Weak regulations, and procedural irregularities (e.g., regarding the admissibility of evidence) have been cited as the main reasons for poor conviction rates concerning illicit organ removal (Ambagtsheer 2021; Interpol 2021). Yet, as the above narratives indicate tightening laws does not necessarily act as a deterrent to organ trading. The failure to curb the organ trade, we suggest, is not so much a problem of legislation but is rather symptomatic of the unlawful abuse of power by state and non-state actors. The Corruption Perception Index (2022) from Transparency International ranks Egypt and Bangladesh as two of the most corrupt countries in the world with scores of 30 and 25 respectively, below the global median of 43 out of 100. According to a study by Zhang et al. (2009) increased social support, measured as public expenditure on healthcare, is associated with lower levels of corruption. Social support, they contend, is inversely related to corruption (see also Lin 1986; Cullen 1994). Our research supports these findings, illustrating how corrupt activities and how they are perceived is linked to the criminal divestment of social welfare (Hagan 1994). Hence, levels of public health expenditure, we suggest, are a good indication as to where organ markets might develop.

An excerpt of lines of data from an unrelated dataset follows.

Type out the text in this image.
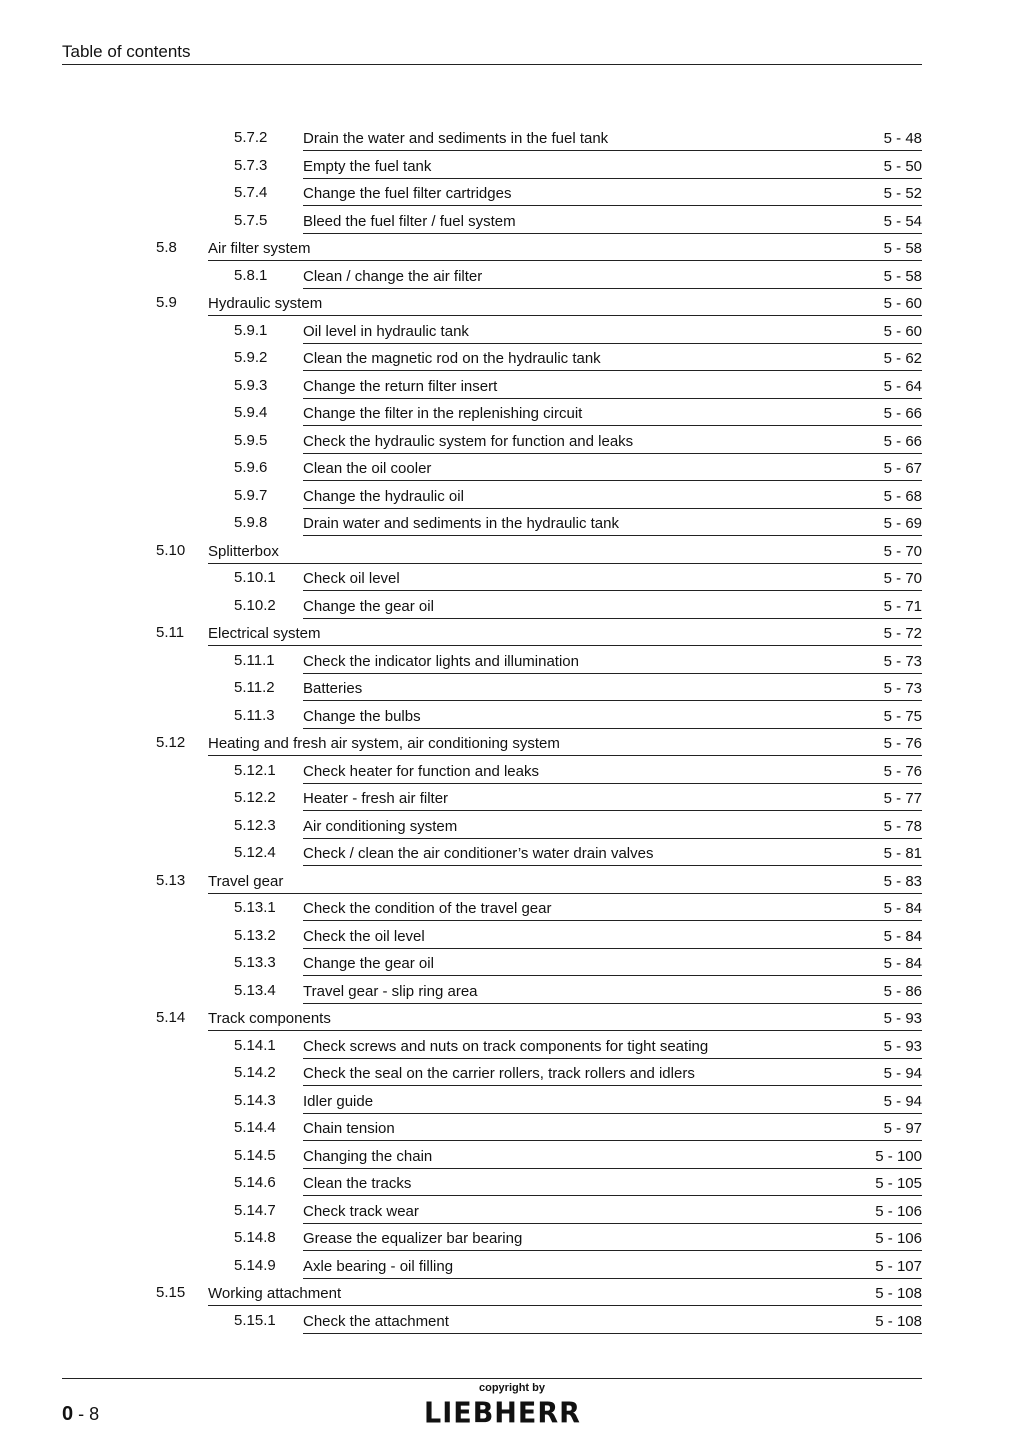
Table of contents
5.7.2 Drain the water and sediments in the fuel tank	5 - 48
5.7.3 Empty the fuel tank	5 - 50
5.7.4 Change the fuel filter cartridges	5 - 52
5.7.5 Bleed the fuel filter / fuel system	5 - 54
5.8 Air filter system	5 - 58
5.8.1 Clean / change the air filter	5 - 58
5.9 Hydraulic system	5 - 60
5.9.1 Oil level in hydraulic tank	5 - 60
5.9.2 Clean the magnetic rod on the hydraulic tank	5 - 62
5.9.3 Change the return filter insert	5 - 64
5.9.4 Change the filter in the replenishing circuit	5 - 66
5.9.5 Check the hydraulic system for function and leaks	5 - 66
5.9.6 Clean the oil cooler	5 - 67
5.9.7 Change the hydraulic oil	5 - 68
5.9.8 Drain water and sediments in the hydraulic tank	5 - 69
5.10 Splitterbox	5 - 70
5.10.1 Check oil level	5 - 70
5.10.2 Change the gear oil	5 - 71
5.11 Electrical system	5 - 72
5.11.1 Check the indicator lights and illumination	5 - 73
5.11.2 Batteries	5 - 73
5.11.3 Change the bulbs	5 - 75
5.12 Heating and fresh air system, air conditioning system	5 - 76
5.12.1 Check heater for function and leaks	5 - 76
5.12.2 Heater - fresh air filter	5 - 77
5.12.3 Air conditioning system	5 - 78
5.12.4 Check / clean the air conditioner’s water drain valves	5 - 81
5.13 Travel gear	5 - 83
5.13.1 Check the condition of the travel gear	5 - 84
5.13.2 Check the oil level	5 - 84
5.13.3 Change the gear oil	5 - 84
5.13.4 Travel gear - slip ring area	5 - 86
5.14 Track components	5 - 93
5.14.1 Check screws and nuts on track components for tight seating	5 - 93
5.14.2 Check the seal on the carrier rollers, track rollers and idlers	5 - 94
5.14.3 Idler guide	5 - 94
5.14.4 Chain tension	5 - 97
5.14.5 Changing the chain	5 - 100
5.14.6 Clean the tracks	5 - 105
5.14.7 Check track wear	5 - 106
5.14.8 Grease the equalizer bar bearing	5 - 106
5.14.9 Axle bearing - oil filling	5 - 107
5.15 Working attachment	5 - 108
5.15.1 Check the attachment	5 - 108
0 - 8
copyright by
LIEBHERR
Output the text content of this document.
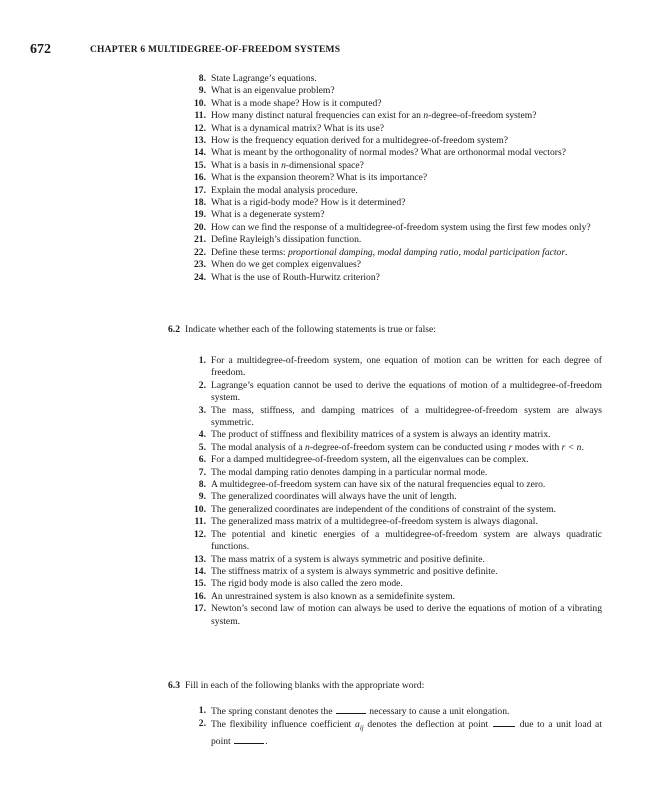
672	CHAPTER 6 MULTIDEGREE-OF-FREEDOM SYSTEMS
8. State Lagrange’s equations.
9. What is an eigenvalue problem?
10. What is a mode shape? How is it computed?
11. How many distinct natural frequencies can exist for an n-degree-of-freedom system?
12. What is a dynamical matrix? What is its use?
13. How is the frequency equation derived for a multidegree-of-freedom system?
14. What is meant by the orthogonality of normal modes? What are orthonormal modal vectors?
15. What is a basis in n-dimensional space?
16. What is the expansion theorem? What is its importance?
17. Explain the modal analysis procedure.
18. What is a rigid-body mode? How is it determined?
19. What is a degenerate system?
20. How can we find the response of a multidegree-of-freedom system using the first few modes only?
21. Define Rayleigh’s dissipation function.
22. Define these terms: proportional damping, modal damping ratio, modal participation factor.
23. When do we get complex eigenvalues?
24. What is the use of Routh-Hurwitz criterion?
6.2 Indicate whether each of the following statements is true or false:
1. For a multidegree-of-freedom system, one equation of motion can be written for each degree of freedom.
2. Lagrange’s equation cannot be used to derive the equations of motion of a multidegree-of-freedom system.
3. The mass, stiffness, and damping matrices of a multidegree-of-freedom system are always symmetric.
4. The product of stiffness and flexibility matrices of a system is always an identity matrix.
5. The modal analysis of a n-degree-of-freedom system can be conducted using r modes with r < n.
6. For a damped multidegree-of-freedom system, all the eigenvalues can be complex.
7. The modal damping ratio denotes damping in a particular normal mode.
8. A multidegree-of-freedom system can have six of the natural frequencies equal to zero.
9. The generalized coordinates will always have the unit of length.
10. The generalized coordinates are independent of the conditions of constraint of the system.
11. The generalized mass matrix of a multidegree-of-freedom system is always diagonal.
12. The potential and kinetic energies of a multidegree-of-freedom system are always quadratic functions.
13. The mass matrix of a system is always symmetric and positive definite.
14. The stiffness matrix of a system is always symmetric and positive definite.
15. The rigid body mode is also called the zero mode.
16. An unrestrained system is also known as a semidefinite system.
17. Newton’s second law of motion can always be used to derive the equations of motion of a vibrating system.
6.3 Fill in each of the following blanks with the appropriate word:
1. The spring constant denotes the	necessary to cause a unit elongation.
2. The flexibility influence coefficient $a_{ij}$ denotes the deflection at point	due to a unit load at point	.
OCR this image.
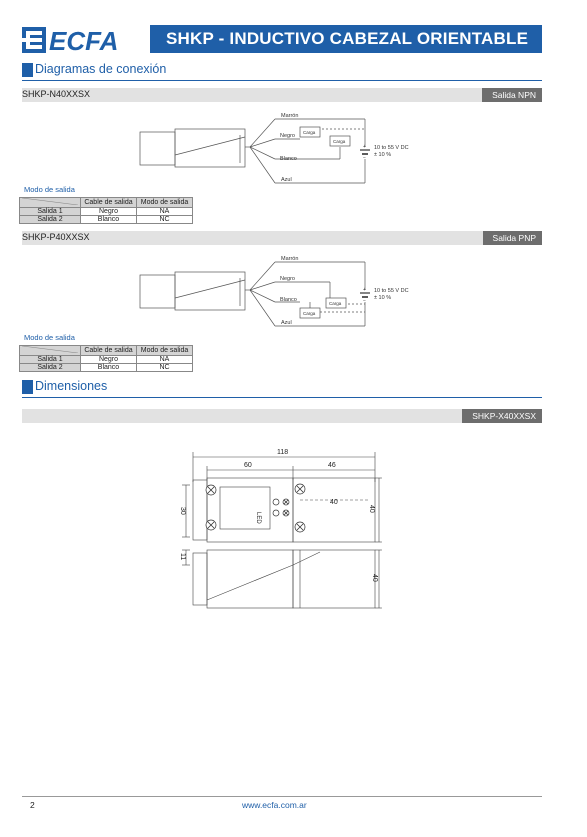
ECFA	SHKP - INDUCTIVO CABEZAL ORIENTABLE
Diagramas de conexión
SHKP-N40XXSX	Salida NPN
Marrón
Negro
Blanco
Azul
Carga
Carga
+
−
10 to 55 V DC
± 10 %
Modo de salida
	Cable de salida	Modo de salida
Salida 1	Negro	NA
Salida 2	Blanco	NC
SHKP-P40XXSX	Salida PNP
Marrón
Negro
Blanco
Azul
Carga
Carga
+
−
10 to 55 V DC
± 10 %
Modo de salida
	Cable de salida	Modo de salida
Salida 1	Negro	NA
Salida 2	Blanco	NC
Dimensiones
SHKP-X40XXSX
118
60	46
40
40
30
11
40
LED
2	www.ecfa.com.ar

Although transplant services are available through public health care systems, access is often constrained by the availability of specialist physicians and surgeons, partial or inadequately subsidized medical coverage for transplant procedures, and a lack of altruistic donations (Cohen 2014). These constraints are particularly acute in low-to middle income countries where public expenditure is limited (Gupta et al. 2002). In comparison, the availability of (commercial) organs and the higher standard of care provided in the (globalized) private sector means that patients will pay out of pocket if and where they can afford it. Egypt and Bangladesh rank among the lowest countries for public health expenditure per capita in the world, along with other countries where cases of organ trading have been reported, i.e., India, Philippines, Afghanistan (WHO 2023). District hospitals in Egypt and Bangladesh are over-crowded, understaffed, and under resourced (McDevitt 2015; Hamdy 2012). As a result, 68 percent of patients pay privately for healthcare procedures in Bangladesh compared to 62% in Egypt (The New Age 2022; Khalifa, A. Y., et al. 2022). Those who cannot afford to pay out of pocket are effectively denied access to basic health care, not to mention costly transplant services.

In an institutionally corrupt environment where access to public services (i.e., healthcare) is determined by one’s ability to pay commercial transplants are inevitable. Prioritizing investment into impoverished communities and developing equitable transplant services would go a long way in reducing the commercial incentive for illegal transplants. The current (criminocentric) regulatory framework does not, however, acknowledge the structural conditions that underpin illicit organ removal. With a lack of altruistic donors and a failure to invest in the necessary infrastructure to develop deceased donation in support of a reciprocal organ sharing system, organ transplantation is dependent on illicit supply, invariably sourced from poor communities. Brokers are a by-product of systemic corruption in the transplant industry which has developed along commercial lines. Medical practitioners, for their part, are protected from criminal investigation by corrupt officials. A lack of economic opportunities is often the initial impetus behind organ sales and the exploitation that follows. However, in order for criminal groups to organize continuous operations, a regulatory or socio-legal environment conducive to illicit trade and related vice is necessary (Zhang and Pineda 2008). Thus far efforts to combat the trade in living organs have focused on increasing the altruistic supply of organs and expanding a framework of penal measures. The policy implication from this study clear – interventions to counter organ trading must recognize and address its symbiotic relationship with the regulatory environment.